Minha mãe, com a doçura de sempre, falou animada:

— Seria lindo se nossos netos crescessem juntos, não acham? Imagina... se Luiz e Bianca me dão mais netos, Antonela se casando, Ricco... — ela apontava animada para mim, mas eu não carregava essa pretensão, casar, ter filhos? Não.

— Quero ver todo mundo crescendo como irmãos, mas não me inclua nesse sonho, Mama, não vou casar. — resmunguei.

Mirella endireitou-se, alisando a barriga já arredondada com cuidado e uma autoridade natural.

— Só quero sobreviver ao chá de fraldas de amanhã. A decoração tá pronta, mas se a Nicole não aparecer com os doces certos, vou surtar.

Eduardo passou o braço por trás dela e a puxou de leve, tentando acalmá-la.

— Vai dar tudo certo, meu amor. E se não der, o Ricco acaba com o fornecedor. Certo, Ricco?

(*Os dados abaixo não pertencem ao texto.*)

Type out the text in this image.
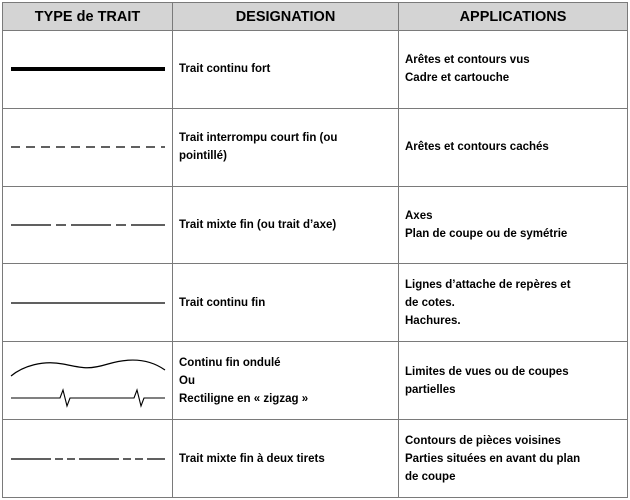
TYPE de TRAIT	DESIGNATION	APPLICATIONS

Trait continu fort	Arêtes et contours vus
Cadre et cartouche

Trait interrompu court fin (ou
pointillé)	Arêtes et contours cachés

Trait mixte fin (ou trait d’axe)	Axes
Plan de coupe ou de symétrie

Trait continu fin	Lignes d’attache de repères et
de cotes.
Hachures.

Continu fin ondulé
Ou
Rectiligne en « zigzag »	Limites de vues ou de coupes
partielles

Trait mixte fin à deux tirets	Contours de pièces voisines
Parties situées en avant du plan
de coupe
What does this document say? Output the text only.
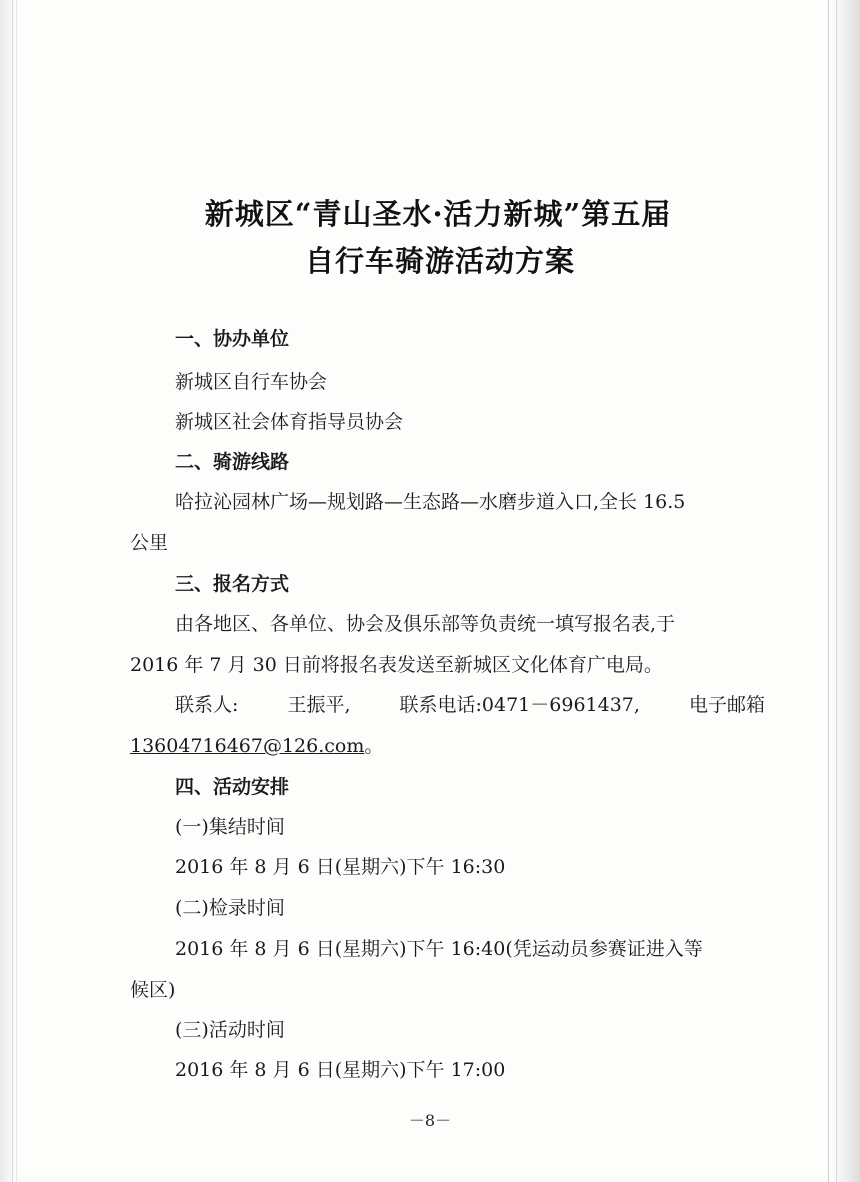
新城区“青山圣水·活力新城”第五届
自行车骑游活动方案
一、协办单位
新城区自行车协会
新城区社会体育指导员协会
二、骑游线路
哈拉沁园林广场—规划路—生态路—水磨步道入口,全长 16.5
公里
三、报名方式
由各地区、各单位、协会及俱乐部等负责统一填写报名表,于
2016 年 7 月 30 日前将报名表发送至新城区文化体育广电局。
联系人:	王振平,	联系电话:0471－6961437,	电子邮箱
13604716467@126.com。
四、活动安排
(一)集结时间
2016 年 8 月 6 日(星期六)下午 16:30
(二)检录时间
2016 年 8 月 6 日(星期六)下午 16:40(凭运动员参赛证进入等
候区)
(三)活动时间
2016 年 8 月 6 日(星期六)下午 17:00
－8－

— Se eu tiver que lidar com alguém que atrasou brigadeiro, juro por Deus que saio da máfia — ironizei. — Brincadeira cunhada, mato quem for preciso.

Todo mundo riu. A verdade é que, por mais que eu fugisse disso, aqui era onde eu recarregava. Eles eram o centro do caos, e mesmo assim… me mantinham inteiro.

Amanhã seria o chá.

E algo me dizia que nada seria tão simples assim.

Eu estava encostado no batente da porta da varanda, tomando um gole de água gelada e tentando me convencer que não era tão ruim assim ter vindo para essa casa, a mesma onde fui criado e da qual aprendi a manter distância, para evitar que se viessem atrás de mim alguém se machucasse.

O som de risadas e passos apressados me fez virar o rosto. Um grupo entrou pelos fundos, coordenado por uma mulher com prancheta e voz aguda demais.

— Quem são? — perguntei, sem tirar os olhos da movimentação.

Mirella apareceu ao meu lado, equilibrando um copo de suco numa das mãos e a barriga já pesada na outra.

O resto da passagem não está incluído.